# Angelei in Portugal



## Ingär (20. Juni 2010)

Da ich hier noch nix über Angeln in Portugal gefunden hab, dacht ich, ich stell mal ein paar Bilder ein. 
Ich wohn an der Algarve und angle eigentlich hauptsächlich an der Westküste von den Klippen, aber seit zwei Jahren hab ich mir auch regelmässiges Schwarzbarsch-Fischen am Stausee (Barragem da Bravura) angewöhnt.

Leider hab ich erst seit kurzem ne Digicam, deshalb hab ich die meisten Bilder nur auf Papier.

Das erste Bild zeigt mich mit einem schönen Safia, auf dem 2. ein Peixe Porco, Drückerfisch, auf dem 3. ein schöner Makrelenfang vom letzten Jahr, allerdings nach dem Räuchern. Auf dem 4. ein paar Schwarzbarsche die´s letzte Woche zum Abendessen gab.


----------



## Jose (20. Juni 2010)

*AW: Angelei in Portugal*



Ingär schrieb:


> Da ich hier noch nix über Angeln in Portugal gefunden hab...
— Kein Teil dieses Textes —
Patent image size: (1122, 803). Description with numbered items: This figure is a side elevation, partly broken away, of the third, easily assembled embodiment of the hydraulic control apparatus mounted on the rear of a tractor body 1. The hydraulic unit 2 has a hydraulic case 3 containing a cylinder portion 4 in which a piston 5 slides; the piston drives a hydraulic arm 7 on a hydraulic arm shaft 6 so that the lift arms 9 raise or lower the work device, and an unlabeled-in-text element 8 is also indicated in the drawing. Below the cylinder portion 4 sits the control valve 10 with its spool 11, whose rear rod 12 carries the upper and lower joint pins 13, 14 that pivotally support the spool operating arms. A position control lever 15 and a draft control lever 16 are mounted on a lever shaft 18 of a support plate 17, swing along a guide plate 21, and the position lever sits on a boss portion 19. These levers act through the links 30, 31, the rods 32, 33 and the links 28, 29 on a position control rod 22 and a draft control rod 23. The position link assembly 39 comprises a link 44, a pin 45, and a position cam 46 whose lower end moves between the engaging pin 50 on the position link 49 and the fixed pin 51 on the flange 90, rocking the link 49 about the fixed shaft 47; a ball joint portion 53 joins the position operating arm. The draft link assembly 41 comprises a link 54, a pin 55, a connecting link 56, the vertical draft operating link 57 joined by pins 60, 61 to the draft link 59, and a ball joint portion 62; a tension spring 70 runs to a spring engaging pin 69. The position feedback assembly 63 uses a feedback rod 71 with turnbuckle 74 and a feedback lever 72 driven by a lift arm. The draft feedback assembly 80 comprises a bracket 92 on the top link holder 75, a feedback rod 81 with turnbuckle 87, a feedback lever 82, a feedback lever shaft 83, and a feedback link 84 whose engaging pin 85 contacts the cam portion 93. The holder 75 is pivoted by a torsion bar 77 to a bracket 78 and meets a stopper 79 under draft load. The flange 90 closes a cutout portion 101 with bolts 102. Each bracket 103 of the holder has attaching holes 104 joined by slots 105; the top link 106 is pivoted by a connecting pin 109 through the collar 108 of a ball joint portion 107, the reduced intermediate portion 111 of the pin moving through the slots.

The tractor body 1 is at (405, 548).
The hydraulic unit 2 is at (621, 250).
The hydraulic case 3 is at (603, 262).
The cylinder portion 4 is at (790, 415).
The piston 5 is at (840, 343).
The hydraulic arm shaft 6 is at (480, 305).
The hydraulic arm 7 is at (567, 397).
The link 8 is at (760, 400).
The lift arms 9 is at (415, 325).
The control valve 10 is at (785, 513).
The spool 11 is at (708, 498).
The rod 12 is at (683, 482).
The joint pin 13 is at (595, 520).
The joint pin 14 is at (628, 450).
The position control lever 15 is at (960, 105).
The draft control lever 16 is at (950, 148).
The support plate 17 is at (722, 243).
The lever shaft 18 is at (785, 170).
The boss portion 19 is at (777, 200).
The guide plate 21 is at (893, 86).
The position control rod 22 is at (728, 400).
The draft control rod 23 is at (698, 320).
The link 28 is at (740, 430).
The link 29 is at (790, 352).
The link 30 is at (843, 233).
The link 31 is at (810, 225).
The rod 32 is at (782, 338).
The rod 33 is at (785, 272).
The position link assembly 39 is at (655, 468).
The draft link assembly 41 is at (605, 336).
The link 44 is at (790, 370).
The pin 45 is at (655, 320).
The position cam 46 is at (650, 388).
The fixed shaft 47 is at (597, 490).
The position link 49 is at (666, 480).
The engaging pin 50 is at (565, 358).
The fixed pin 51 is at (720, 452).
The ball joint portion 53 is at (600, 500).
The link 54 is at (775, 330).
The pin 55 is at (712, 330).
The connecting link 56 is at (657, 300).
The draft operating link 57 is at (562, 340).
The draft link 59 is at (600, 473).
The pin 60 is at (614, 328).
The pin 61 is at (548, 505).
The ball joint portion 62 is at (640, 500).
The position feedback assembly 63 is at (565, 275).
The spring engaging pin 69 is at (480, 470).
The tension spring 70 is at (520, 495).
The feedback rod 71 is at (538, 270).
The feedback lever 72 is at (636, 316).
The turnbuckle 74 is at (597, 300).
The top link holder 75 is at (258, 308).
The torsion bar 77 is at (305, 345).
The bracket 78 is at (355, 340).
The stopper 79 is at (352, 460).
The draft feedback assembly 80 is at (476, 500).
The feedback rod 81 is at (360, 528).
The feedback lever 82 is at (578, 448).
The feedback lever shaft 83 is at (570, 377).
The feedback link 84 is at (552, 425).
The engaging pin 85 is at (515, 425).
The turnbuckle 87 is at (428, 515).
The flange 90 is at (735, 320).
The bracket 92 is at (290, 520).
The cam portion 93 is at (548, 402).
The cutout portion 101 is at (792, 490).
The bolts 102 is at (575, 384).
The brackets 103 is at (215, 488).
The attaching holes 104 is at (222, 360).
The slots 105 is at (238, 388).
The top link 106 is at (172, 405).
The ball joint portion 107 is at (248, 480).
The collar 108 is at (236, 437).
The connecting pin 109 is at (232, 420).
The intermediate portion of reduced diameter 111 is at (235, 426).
na, da hast du nicht richtig geguckt:


http://www.anglerboard.de/board/showthread.php?t=25918
http://www.anglerboard.de/board/showthread.php?t=91551


----------



## Filipecardoso (21. Juni 2010)

*AW: Angelei in Portugal*

Ola' Pessoal#h

Ganz frisch aus meine Tagebuch...

http://www.pescadesportiva-pt.net/viewtopic.php?f=23&t=7764#p88780

Hi Jose'!...Wan besuchst du mich???

FC(Nolte)


----------



## Sargo (21. Juni 2010)

*AW: Angelei in Portugal*

Hallo Ingär,

freut mich, Deine Bilder zu sehen !

Wo ist denn der Stausee zum Schwarzbarsche angeln ?


Grüße

Jens / Sargo  :q


----------



## Jose (21. Juni 2010)

*AW: Angelei in Portugal*



Sargo schrieb:


> ...Wo ist denn der Stausee zum Schwarzbarsche angeln ?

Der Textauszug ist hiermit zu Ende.